Lower-Priced Homes Appreciating Faster Than Higher-Priced Homes, But The Gap Narrowed

from CoreLogic

-- this post authored by MOLLY BOESEL

U.S. single-family rents increased 3.1% year over year in October 2019, up from a 2.9% increase in October 2018, according to the CoreLogic Single-Family Rent Index (SFRI). The index measures rent changes among single-family rental homes, including condominiums, using a repeat-rent analysis to measure the same rental properties over time. Single-family rents started climbing steadily in 2010 and have stabilized at around 3% since early 2019.

Figure 1: National Single-Family Rent Index Year-Over-Year Percent Change By Price Tier

Using the rent index to analyze specific price tiers reveals important differences. Figure 1 shows that the index’s overall growth in October 2019 was propped up by low-end rentals, defined as properties with rents 75% or less of a region’s median rent. Rents on lower-priced rental homes increased 3.6% year over year and rents for higher-priced homes, defined as properties with rents more than 125% of the regional median rent, increased 2.9% year over year. Rent growth for higher-priced homes gained momentum in October 2019, increasing by 0.4 percentage points faster than in October 2018, while the pace of annual rent growth for lower-priced rental homes slowed by 0.2 percentage points resulting in the narrowest gap in rent growth for these price segments since 2014.

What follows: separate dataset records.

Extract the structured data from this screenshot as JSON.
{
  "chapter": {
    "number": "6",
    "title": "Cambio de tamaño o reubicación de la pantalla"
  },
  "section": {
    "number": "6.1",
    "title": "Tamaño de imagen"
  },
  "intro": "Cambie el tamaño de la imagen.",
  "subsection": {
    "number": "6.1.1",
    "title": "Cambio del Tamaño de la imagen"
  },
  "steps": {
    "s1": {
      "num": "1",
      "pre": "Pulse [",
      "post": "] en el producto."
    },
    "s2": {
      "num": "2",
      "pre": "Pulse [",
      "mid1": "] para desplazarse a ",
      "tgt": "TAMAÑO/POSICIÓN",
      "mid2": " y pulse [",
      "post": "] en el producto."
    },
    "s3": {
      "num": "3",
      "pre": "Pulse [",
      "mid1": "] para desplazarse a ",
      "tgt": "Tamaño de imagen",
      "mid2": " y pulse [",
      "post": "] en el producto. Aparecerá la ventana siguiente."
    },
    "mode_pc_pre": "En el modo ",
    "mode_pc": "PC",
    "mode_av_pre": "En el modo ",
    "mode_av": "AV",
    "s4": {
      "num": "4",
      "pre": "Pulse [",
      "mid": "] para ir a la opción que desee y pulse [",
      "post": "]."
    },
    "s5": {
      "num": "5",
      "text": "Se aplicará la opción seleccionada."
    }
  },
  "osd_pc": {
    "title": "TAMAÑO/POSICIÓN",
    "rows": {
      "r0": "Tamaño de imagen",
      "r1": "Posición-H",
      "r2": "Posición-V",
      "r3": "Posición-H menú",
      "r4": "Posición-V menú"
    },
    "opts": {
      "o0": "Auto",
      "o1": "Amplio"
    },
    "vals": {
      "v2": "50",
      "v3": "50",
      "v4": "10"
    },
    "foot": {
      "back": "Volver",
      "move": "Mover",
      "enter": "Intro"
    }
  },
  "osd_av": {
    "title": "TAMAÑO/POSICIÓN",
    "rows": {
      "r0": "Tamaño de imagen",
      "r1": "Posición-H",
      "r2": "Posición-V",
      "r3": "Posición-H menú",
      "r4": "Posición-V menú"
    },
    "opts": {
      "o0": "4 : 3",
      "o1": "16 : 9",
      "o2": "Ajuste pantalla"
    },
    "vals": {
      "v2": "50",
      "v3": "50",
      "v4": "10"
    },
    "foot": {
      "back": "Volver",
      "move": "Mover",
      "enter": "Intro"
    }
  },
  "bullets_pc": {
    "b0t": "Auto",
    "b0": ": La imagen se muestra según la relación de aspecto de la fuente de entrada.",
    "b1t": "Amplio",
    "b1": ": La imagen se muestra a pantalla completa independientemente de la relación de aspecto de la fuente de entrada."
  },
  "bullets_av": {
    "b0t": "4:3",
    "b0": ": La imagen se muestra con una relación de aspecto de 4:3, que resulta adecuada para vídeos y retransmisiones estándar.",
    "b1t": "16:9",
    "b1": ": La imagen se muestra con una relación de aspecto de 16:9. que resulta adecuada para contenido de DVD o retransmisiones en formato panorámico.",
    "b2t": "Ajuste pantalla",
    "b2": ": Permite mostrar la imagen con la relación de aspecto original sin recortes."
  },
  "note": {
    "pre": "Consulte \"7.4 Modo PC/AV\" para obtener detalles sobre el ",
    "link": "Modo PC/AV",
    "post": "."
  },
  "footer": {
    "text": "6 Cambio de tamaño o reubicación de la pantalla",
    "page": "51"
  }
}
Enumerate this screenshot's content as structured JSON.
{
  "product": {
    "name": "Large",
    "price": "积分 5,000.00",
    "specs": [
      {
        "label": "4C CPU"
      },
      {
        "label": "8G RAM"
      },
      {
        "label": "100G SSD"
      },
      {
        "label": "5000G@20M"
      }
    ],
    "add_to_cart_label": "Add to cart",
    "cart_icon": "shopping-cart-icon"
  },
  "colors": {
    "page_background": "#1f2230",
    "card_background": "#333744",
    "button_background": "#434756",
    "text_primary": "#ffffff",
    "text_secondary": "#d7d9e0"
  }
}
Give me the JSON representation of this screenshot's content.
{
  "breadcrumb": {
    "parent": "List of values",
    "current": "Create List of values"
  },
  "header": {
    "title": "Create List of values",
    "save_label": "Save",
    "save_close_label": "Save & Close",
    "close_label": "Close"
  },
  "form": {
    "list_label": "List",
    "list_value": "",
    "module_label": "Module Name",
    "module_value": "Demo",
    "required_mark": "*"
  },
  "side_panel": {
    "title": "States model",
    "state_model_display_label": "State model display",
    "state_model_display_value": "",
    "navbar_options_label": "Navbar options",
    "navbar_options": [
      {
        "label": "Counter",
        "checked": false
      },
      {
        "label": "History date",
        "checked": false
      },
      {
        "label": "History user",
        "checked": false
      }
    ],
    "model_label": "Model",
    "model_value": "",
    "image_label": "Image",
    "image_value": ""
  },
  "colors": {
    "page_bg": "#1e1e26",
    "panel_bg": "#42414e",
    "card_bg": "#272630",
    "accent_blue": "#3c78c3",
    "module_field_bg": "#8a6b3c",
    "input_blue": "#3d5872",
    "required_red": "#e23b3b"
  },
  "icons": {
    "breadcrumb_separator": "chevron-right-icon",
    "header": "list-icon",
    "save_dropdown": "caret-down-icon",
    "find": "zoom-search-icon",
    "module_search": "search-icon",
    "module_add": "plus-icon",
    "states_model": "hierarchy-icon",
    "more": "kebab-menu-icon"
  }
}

Figure 2: single-family-rent-index-year-over-year-percent-change-in-20-markets

Rent growth varies significantly across metro areas.[1] Figure 2 shows the year-over-year change in the rental index for 20 large metropolitan areas in October 2019. For the eleventh consecutive month, Phoenix had the highest year-over-year rent growth this October with an increase of 6.8%, followed by Seattle (+5.8%) and Las Vegas (+5.4%). Miami had the lowest rent growth in October, as it has for nine straight months, increasing by 1% from the prior year. Orlando had the largest deceleration in rent growth in October, showing annual rent growth of 2.4 percentage points lower than in October 2018. Seattle had the largest acceleration in rent growth in October, with rents increasing 5.2 percentage points faster than in October 2018. This resurgence in rent increases lifted Seattle from one of the areas with the lowest rent increases to the number two spot.

Source

Footnote

[1] Metro areas used in this report are Metropolitan Statistical Areas and Metropolitan Divisions where available. The SFRI is computed for 75 metros.